On third, he was barred by the floor nurse, narrow-waisted girl with an award-winning hind end. Must be new. Dr. Lewis stepped out of the small lab nearby and his greeting cleared the way. Short even-tempered man in late middle-age, thick gray moustache, heavy brow, white jacket. Miller gave him and the nurse copies of the special, asked about Bruno.

“We’re not encouraged, Miller, but that’s not a quote. The man absorbed what should be a fatal quantity of carbon monoxide. It tends to accumulate, you know, doesn’t get passed off like most gases. Hemoglobin sponges up carbon monoxide two hundred and fifty times as fast as it does oxygen, so what happens, the CO prevents the blood from taking in the oxygen it needs, even if there is plenty present. The other six men in the same space with him obviously died earlier from just this cause.”

“Have you made autopsies, or is there—?”

“Blood samples have already told us the story.”

“How is it you think Bruno survived?”

“Frankly, I don’t know. Maybe your headline makes a … valid diagnosis.” Lewis smiled faintly: fellow skeptic’s gentle prod of hypocrisy. The nurse winked. “One thing, he was separated from the others, though no one knows why, and he may have received a much more gradual dosage. The others could have spread out more, there was room, but fright probably closed their circle. Important to stir the air, too, and they may not have moved around much, especially after their light gave out.”

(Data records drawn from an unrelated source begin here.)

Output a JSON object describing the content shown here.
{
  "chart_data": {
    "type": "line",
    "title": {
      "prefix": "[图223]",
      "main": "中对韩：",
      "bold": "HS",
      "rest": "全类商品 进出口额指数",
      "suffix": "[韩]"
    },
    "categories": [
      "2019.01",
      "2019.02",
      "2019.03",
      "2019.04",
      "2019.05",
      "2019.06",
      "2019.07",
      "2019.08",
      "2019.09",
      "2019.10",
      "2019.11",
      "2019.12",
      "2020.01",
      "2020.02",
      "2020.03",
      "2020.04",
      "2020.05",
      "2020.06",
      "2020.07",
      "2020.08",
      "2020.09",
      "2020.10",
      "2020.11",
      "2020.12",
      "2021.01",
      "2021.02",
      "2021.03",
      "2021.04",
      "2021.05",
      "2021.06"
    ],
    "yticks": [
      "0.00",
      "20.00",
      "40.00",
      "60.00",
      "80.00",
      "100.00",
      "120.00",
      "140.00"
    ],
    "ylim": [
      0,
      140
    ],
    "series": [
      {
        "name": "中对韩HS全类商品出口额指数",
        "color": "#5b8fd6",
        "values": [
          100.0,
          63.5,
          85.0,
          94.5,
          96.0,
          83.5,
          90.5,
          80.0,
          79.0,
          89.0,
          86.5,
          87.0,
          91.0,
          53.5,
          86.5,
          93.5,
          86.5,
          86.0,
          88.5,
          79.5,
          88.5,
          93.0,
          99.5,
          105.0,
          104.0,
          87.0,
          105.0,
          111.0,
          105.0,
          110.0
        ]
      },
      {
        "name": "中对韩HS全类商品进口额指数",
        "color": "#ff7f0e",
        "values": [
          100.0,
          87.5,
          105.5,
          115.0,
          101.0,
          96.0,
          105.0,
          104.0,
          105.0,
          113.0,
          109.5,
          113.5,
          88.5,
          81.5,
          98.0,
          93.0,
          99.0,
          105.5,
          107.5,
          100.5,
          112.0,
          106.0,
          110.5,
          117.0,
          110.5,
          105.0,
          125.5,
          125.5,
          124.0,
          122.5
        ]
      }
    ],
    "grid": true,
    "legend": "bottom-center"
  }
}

“But if they knew the gas was there, couldn’t they—?”

The nurse stood, smoothed her white skirt down over the pubic knoll, and switched into the small lab nearby.

“Probably didn’t know. Hard to detect. They just dropped off to sleep as they normally would and didn’t wake up after. Or, if they did, they probably lacked the strength in their limbs to move or were too groggy to think things out.” The nurse lacked nothing in her limbs, which, beyond the door of the lab, she stretched for him to see. “Peculiar reversal of the dream process: meant to serve us by protecting our sleep, it more likely than not kept these men confused about reality, might well have convinced their vertiginous minds that the disaster was a dream.”

“Served them after all, then,” Miller said. The nurse was loading medicines on a tray.

Lewis smiled. “In a way. But if Bruno lived, then maybe they all could have.”

“Can I see him?”

“Nothing to see. He’s still in a coma.”

“Is that a bad sign?”

The nurse reached for medicines high on a shelf: made her skirt ruck up and her fanny bobble. She glanced back over her shoulder and saw him looking. He smiled.

“I’m afraid it is. His chances of recovery diminish the longer he remains in it. Usually they come around within the first couple hours, once they’ve got into fresh air or are fed oxygen, if they do at all. If he does come around, the delay increases the likelihood of pulmonary complications. He is still getting transfusions, respiratory stimulants.”

“Can he have any other troubles?”

“Asthenia.” Lewis paused. “Temporary stupor or maybe amnesia. This isn’t for print, of course.”

“No.”

“Carbon monoxide poisoning, Miller, amounts to oxygen lack. And oxygen is the one thing — it and glucose — that the brain cannot do without, even for short periods of time. So some damage is conceivable, and there have been cases of permanent mental illness, although almost always, I should say, in cases where there was a predisposition for it.”